NCX 4040 significantly reduced P. intermedia LPS-induced production of inducible
NO synthase (iNOS)-derived NO, IL-1β and
IL-6 as well as their
mRNA expression in RAW264.7 cells. Notably,
NCX 4040 was much more effective than the parental compound
aspirin in reducing LPS-induced production of inflammatory mediators.
NCX 4040 induced the expression of
heme oxygenase-1 (HO-1) in cells treated with P. intermedia LPS, and the suppressive effect of
NCX 4040 on LPS-induced NO production was significantly reversed by SnPP, a competitive HO-1 inhibitor.
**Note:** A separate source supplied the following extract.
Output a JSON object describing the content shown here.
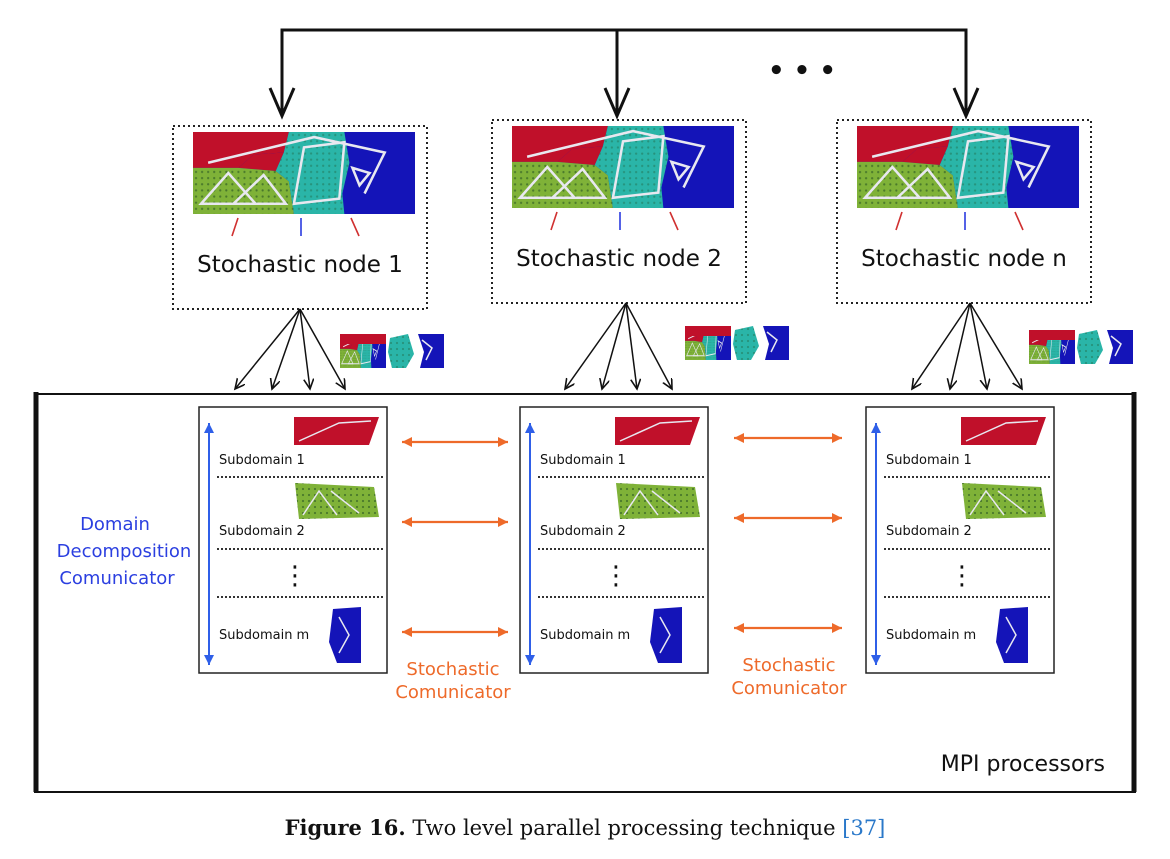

NCX 4040 did not influence LPS-induced phosphorylation of JNK and p38. IκB-α degradation as well as nuclear translocation and
DNA-binding activities of NF-κB p65 and p50 subunits induced by P. intermedia LPS were significantly reduced by
NCX 4040. Besides, LPS-induced phosphorylation of STAT1 and STAT3 was significantly down-regulated by
NCX 4040. Further,
NCX 4040 elevated the SOCS1
mRNA in cells stimulated with LPS. This study indicates that
NCX 4040 inhibits P. intermedia LPS-induced production of NO, IL-1β and
IL-6 in murine macrophages through anti-inflammatory HO-1 induction and suppression of NF-κB, STAT1 and STAT3 activation, which is associated with the activation of SOCS1 signaling.
NCX 4040 could potentially be a promising tool in the treatment of
periodontal disease, although further studies are required to verify this.